The meat birds were something of an afterthought, but I was curious about what they would be like. We have killed and eaten our too-old-to-lay-anymore flocks, with varying success. It took me years to figure out how to cook those "tough old biddies". I wondered if it was possible to raise meat as tender as what we bought in the supermarket, or, as the animal rights people claim, if you had to confine chickens to small areas to get that sort of meat.
I have raised mail-order chicks more times than I can count, and I approached the job like a cook with a familiar recipe. I skimmed the direction, but I didn't worry too much, especially since it was May and the weather had warmed up. But raising those Cornish Cross birds was a very different chicken rearing experience. They simply have no "off switch" on their appetites. They would eat until they passed out with their heads in the food dish. Here is a picture of the difference in size after only a few weeks. We had some that had leg problems at only ten days. I had to ration the feed more closely and give them extra B vitamins.
Our friends had wanted some banties, and I had worried about the big meat birds picking on the little banties. I turned out to have the opposite problem. The meat birds were so sparsely feathered and moved so seldom that the smaller more active chickens started picking on the meat birds' bare patches. When we moved them out to the barn, the laying breeds readily took to running up and down the ramp to the outside pen, but only a few of the meat hens could make it. My account of their behavior at that time read like this:
I've had quite a time trying to keep their breasts from being soiled by laying in dirty straw. When I put this bird down to take a photo next to a normal sized hen, it pooped a copious pile, then immediately lay down in its own poop, as if it couldn't fathom the idea of making a choice where to lay down.

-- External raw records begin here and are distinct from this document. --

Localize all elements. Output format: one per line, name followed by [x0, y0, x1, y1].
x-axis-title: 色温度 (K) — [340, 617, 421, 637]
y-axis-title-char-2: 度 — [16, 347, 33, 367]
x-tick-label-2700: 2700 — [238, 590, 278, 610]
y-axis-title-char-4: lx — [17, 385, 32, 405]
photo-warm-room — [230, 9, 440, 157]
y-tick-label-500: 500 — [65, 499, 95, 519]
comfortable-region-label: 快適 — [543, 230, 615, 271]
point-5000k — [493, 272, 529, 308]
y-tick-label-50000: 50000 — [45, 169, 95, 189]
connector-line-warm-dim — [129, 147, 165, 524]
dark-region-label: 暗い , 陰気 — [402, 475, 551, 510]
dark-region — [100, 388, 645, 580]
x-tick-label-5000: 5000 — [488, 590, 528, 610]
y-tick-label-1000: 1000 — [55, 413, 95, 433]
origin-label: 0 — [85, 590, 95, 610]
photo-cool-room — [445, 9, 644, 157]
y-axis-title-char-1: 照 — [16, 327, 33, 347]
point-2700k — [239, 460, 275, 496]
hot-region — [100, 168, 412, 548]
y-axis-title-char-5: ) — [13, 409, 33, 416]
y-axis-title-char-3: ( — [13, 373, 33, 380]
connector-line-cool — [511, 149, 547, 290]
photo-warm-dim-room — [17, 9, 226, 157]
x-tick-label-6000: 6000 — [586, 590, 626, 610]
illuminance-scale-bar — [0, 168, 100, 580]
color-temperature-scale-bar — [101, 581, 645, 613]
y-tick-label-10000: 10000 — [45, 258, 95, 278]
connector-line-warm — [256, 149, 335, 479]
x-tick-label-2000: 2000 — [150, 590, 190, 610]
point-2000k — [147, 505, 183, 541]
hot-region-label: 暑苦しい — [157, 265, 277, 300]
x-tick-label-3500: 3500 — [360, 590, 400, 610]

This is what they looked like at 8 weeks. We didn't time the project very well, as they should have been slaughtered then, but we don't like to slaughter in the heat of summer. When we did slaughter in September, they were huge, and I wasn't sure if they would fit in the freezer, so we only did the roosters. We had 5 roosters to kill, but they were so delicate that one died the night before, apparently from the stress of being caught and carried. So we killed 4 roosters, and I thought it was great because the hens started laying eggs the next day, well before our laying birds the same age had begun to produce.
Cornish Cross are not a laying breed, though, and my plan to keep some meat "on the hoof" instead of in the freezer was a bust. Very soon those hens were laying very large eggs and two got "egg-bound" and died. One more died of no apparent reason, it didn't even get sick, just died one night. The last hen is still in the barn, not very mobile, but surviving along with the layers.
I would characterize the whole project as a flop, except for one thing. The meat was amazing. I saved the smallest rooster to roast whole, all 13 pounds of it, and it was our Thanksgiving dinner. The meat was tender and nearly without fat. I packaged the rest of them as legs, skinless split breasts, soup bones, and stock. With three of us home now, one split breast, about a pound and a half of meat, makes a meal with leftovers. I was wondering if we could raise meat that wasn't as tough as an old tire. What we got was some of the best chicken I've ever eaten, meat that makes those supermarket birds look third rate.
Would I raise these birds again? Probably not. With the price of corn going so high, it makes more sense for a backyard bird to grow a little slower and be less dependent on the feed store. If I was growing grain for market, and had lots of corn to spare, I would raise Cornish Cross chickens again, but start them later in the year so that they would be slaughtered in October. And I would--duh!--read the instructions and follow them to a T.
Do I think that breeding these birds is intrinsically wrong? No worse than the over bred specimens in the dog world.